Since the only authority that could have declared, within Kosovo's normative order, the "declaration" null and void remained silent on the matter – despite the formal request by the Serbian government to the UN Secretary-General of February 14, 2008 –, its omission to annul can be interpreted as tacit consent to or, at a minimum, acquiescence in, the course of action taken by Kosovo's legislature. It may therefore be presumed that the "declaration" was passed in line with Resolution 1244. Until it declared independence in February 2008, for over eight years Kosovo had been a territory in limbo.
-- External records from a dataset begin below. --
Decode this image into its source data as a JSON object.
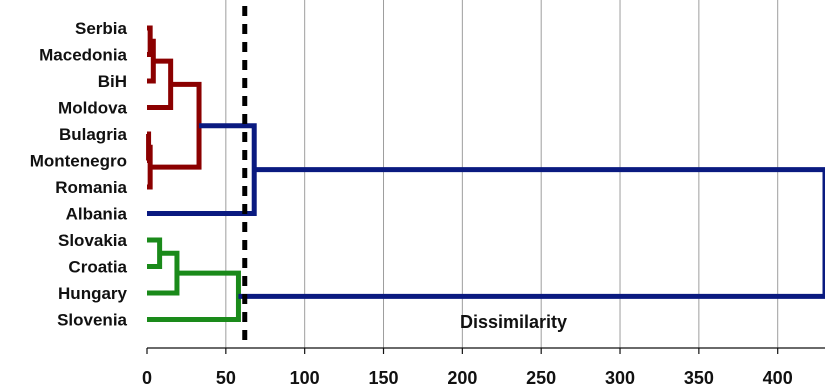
{
  "chart_data": {
    "type": "dendrogram",
    "title": "",
    "xlabel": "Dissimilarity",
    "ylabel": "",
    "xlim": [
      0,
      430
    ],
    "xticks": [
      0,
      50,
      100,
      150,
      200,
      250,
      300,
      350,
      400
    ],
    "grid": "vertical",
    "leaves": [
      "Serbia",
      "Macedonia",
      "BiH",
      "Moldova",
      "Bulagria",
      "Montenegro",
      "Romania",
      "Albania",
      "Slovakia",
      "Croatia",
      "Hungary",
      "Slovenia"
    ],
    "cut_line": {
      "x": 62,
      "style": "dashed",
      "color": "#000000"
    },
    "merges": [
      {
        "left": "Serbia",
        "right": "Macedonia",
        "height": 2,
        "color": "#8b0000"
      },
      {
        "left": "Serbia+Macedonia",
        "right": "BiH",
        "height": 4,
        "color": "#8b0000"
      },
      {
        "left": "Serbia+Macedonia+BiH",
        "right": "Moldova",
        "height": 15,
        "color": "#8b0000"
      },
      {
        "left": "Bulagria",
        "right": "Montenegro",
        "height": 1,
        "color": "#8b0000"
      },
      {
        "left": "Bulagria+Montenegro",
        "right": "Romania",
        "height": 2,
        "color": "#8b0000"
      },
      {
        "left": "Serbia..Moldova",
        "right": "Bulagria..Romania",
        "height": 33,
        "color": "#8b0000"
      },
      {
        "left": "Serbia..Romania",
        "right": "Albania",
        "height": 68,
        "color": "#0a1a80"
      },
      {
        "left": "Slovakia",
        "right": "Croatia",
        "height": 8,
        "color": "#1a8a1a"
      },
      {
        "left": "Slovakia+Croatia",
        "right": "Hungary",
        "height": 19,
        "color": "#1a8a1a"
      },
      {
        "left": "Slovakia..Hungary",
        "right": "Slovenia",
        "height": 58,
        "color": "#1a8a1a"
      },
      {
        "left": "Serbia..Albania",
        "right": "Slovakia..Slovenia",
        "height": 430,
        "color": "#0a1a80"
      }
    ]
  }
}
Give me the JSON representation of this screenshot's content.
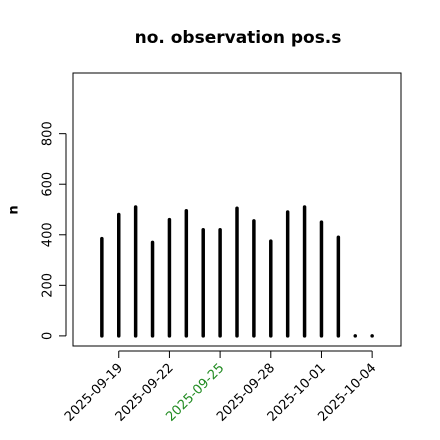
{
  "chart_data": {
    "type": "bar",
    "title": "no. observation pos.s",
    "y_label": "n",
    "x": [
      "2025-09-18",
      "2025-09-19",
      "2025-09-20",
      "2025-09-21",
      "2025-09-22",
      "2025-09-23",
      "2025-09-24",
      "2025-09-25",
      "2025-09-26",
      "2025-09-27",
      "2025-09-28",
      "2025-09-29",
      "2025-09-30",
      "2025-10-01",
      "2025-10-02",
      "2025-10-03",
      "2025-10-04"
    ],
    "values": [
      385,
      480,
      510,
      370,
      460,
      495,
      420,
      420,
      505,
      455,
      375,
      490,
      510,
      450,
      390,
      0,
      0
    ],
    "color": "#000000",
    "xlim": [
      "2025-09-16T07:00",
      "2025-10-05T17:00"
    ],
    "xticks": [
      "2025-09-19",
      "2025-09-22",
      "2025-09-25",
      "2025-09-28",
      "2025-10-01",
      "2025-10-04"
    ],
    "xtick_colors": [
      "#000000",
      "#000000",
      "#228b22",
      "#000000",
      "#000000",
      "#000000"
    ],
    "ylim": [
      -40,
      1040
    ],
    "yticks": [
      0,
      200,
      400,
      600,
      800
    ]
  }
}
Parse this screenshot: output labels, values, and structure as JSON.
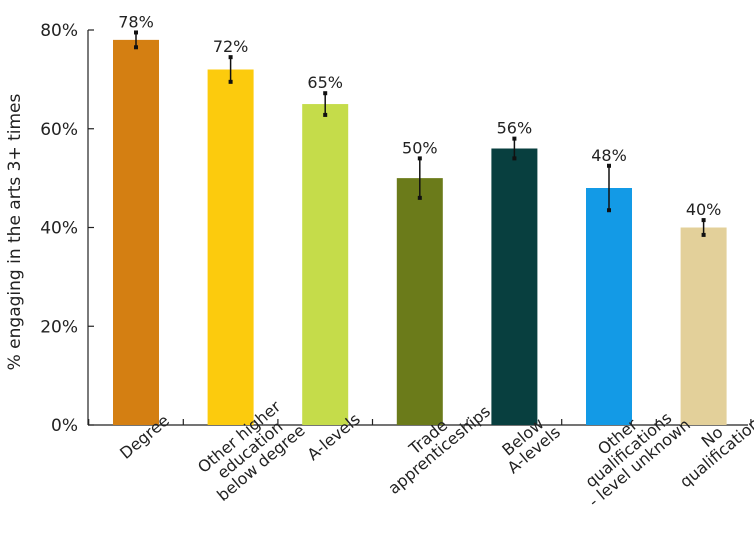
{
  "chart_data": {
    "type": "bar",
    "categories": [
      [
        "Degree"
      ],
      [
        "Other higher",
        "education",
        "below degree"
      ],
      [
        "A-levels"
      ],
      [
        "Trade",
        "apprenticeships"
      ],
      [
        "Below",
        "A-levels"
      ],
      [
        "Other",
        "qualifications",
        "- level unknown"
      ],
      [
        "No",
        "qualifications"
      ]
    ],
    "values": [
      78,
      72,
      65,
      50,
      56,
      48,
      40
    ],
    "value_labels": [
      "78%",
      "72%",
      "65%",
      "50%",
      "56%",
      "48%",
      "40%"
    ],
    "error_bars": [
      [
        76.5,
        79.5
      ],
      [
        69.5,
        74.5
      ],
      [
        62.8,
        67.2
      ],
      [
        46,
        54
      ],
      [
        54,
        58
      ],
      [
        43.5,
        52.5
      ],
      [
        38.5,
        41.5
      ]
    ],
    "colors": [
      "#d47f12",
      "#fccb0d",
      "#c5dc4a",
      "#6b7b1a",
      "#083f3f",
      "#139ae6",
      "#e3d09a"
    ],
    "ylabel": "% engaging in the arts 3+ times",
    "xlabel": "",
    "ylim": [
      0,
      80
    ],
    "yticks": [
      0,
      20,
      40,
      60,
      80
    ],
    "ytick_labels": [
      "0%",
      "20%",
      "40%",
      "60%",
      "80%"
    ],
    "grid": false,
    "legend": "none"
  }
}
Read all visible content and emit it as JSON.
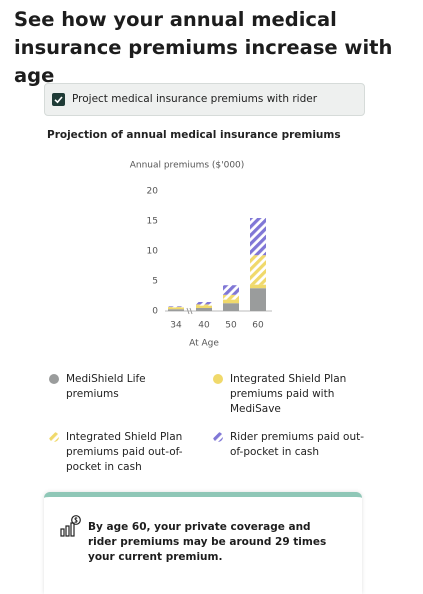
{
  "header": {
    "title": "See how your annual medical insurance premiums increase with age"
  },
  "toggle": {
    "label": "Project medical insurance premiums with rider"
  },
  "section": {
    "title": "Projection of annual medical insurance premiums"
  },
  "chart_data": {
    "type": "stacked_bar",
    "ylabel": "Annual premiums ($'000)",
    "xlabel": "At Age",
    "categories": [
      "34",
      "40",
      "50",
      "60"
    ],
    "ylim": [
      0,
      20
    ],
    "yticks": [
      0,
      5,
      10,
      15,
      20
    ],
    "grid": false,
    "series": [
      {
        "name": "MediShield Life premiums",
        "color": "#9a9c9c",
        "pattern": "solid",
        "values": [
          0.3,
          0.5,
          1.3,
          3.8
        ]
      },
      {
        "name": "Integrated Shield Plan premiums paid with MediSave",
        "color": "#f0d96b",
        "pattern": "solid",
        "values": [
          0.3,
          0.4,
          0.6,
          0.6
        ]
      },
      {
        "name": "Integrated Shield Plan premiums paid out-of-pocket in cash",
        "color": "#f0d96b",
        "pattern": "striped",
        "values": [
          0.1,
          0.2,
          0.8,
          4.9
        ]
      },
      {
        "name": "Rider premiums paid out-of-pocket in cash",
        "color": "#8077d6",
        "pattern": "striped",
        "values": [
          0.1,
          0.4,
          1.6,
          6.2
        ]
      }
    ]
  },
  "callout": {
    "text": "By age 60, your private coverage and rider premiums may be around 29 times your current premium."
  }
}
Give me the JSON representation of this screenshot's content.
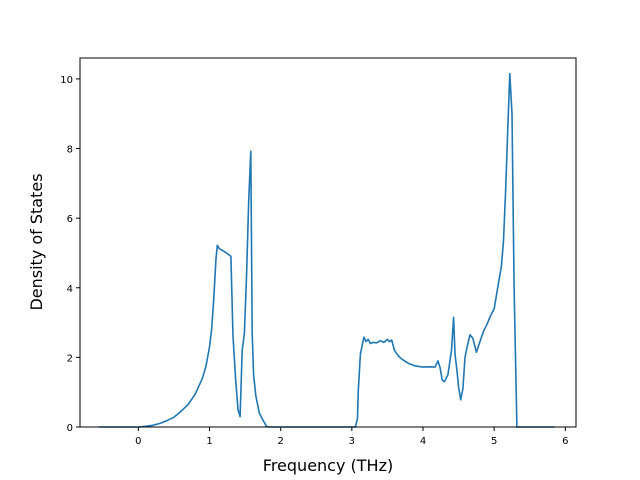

Throughout this time, it had become apparent that this unstable situation reinforced a climate of insecurity in which the conflict remained frozen rather than resolved. The recognition of Kosovo's statehood by a large "coalition of the willing" in the aftermath of Kosovo's declaration of independence – which remains unchecked by the SRSG – confirmed what had long been a conventional wisdom: that Resolution 1244 was no longer a guarantee but had rather become an obstacle to the maintenance of international peace and the security of the region. The support of a large part of the international community for Kosovo's aspirations is thus transforming it from a territory under international administration into a "state in statu nascendi" which, via a messy chain of bilateral recognitions, may be in a position to exercise sovereignty – an issue which will concern the ICJ throughout 2009.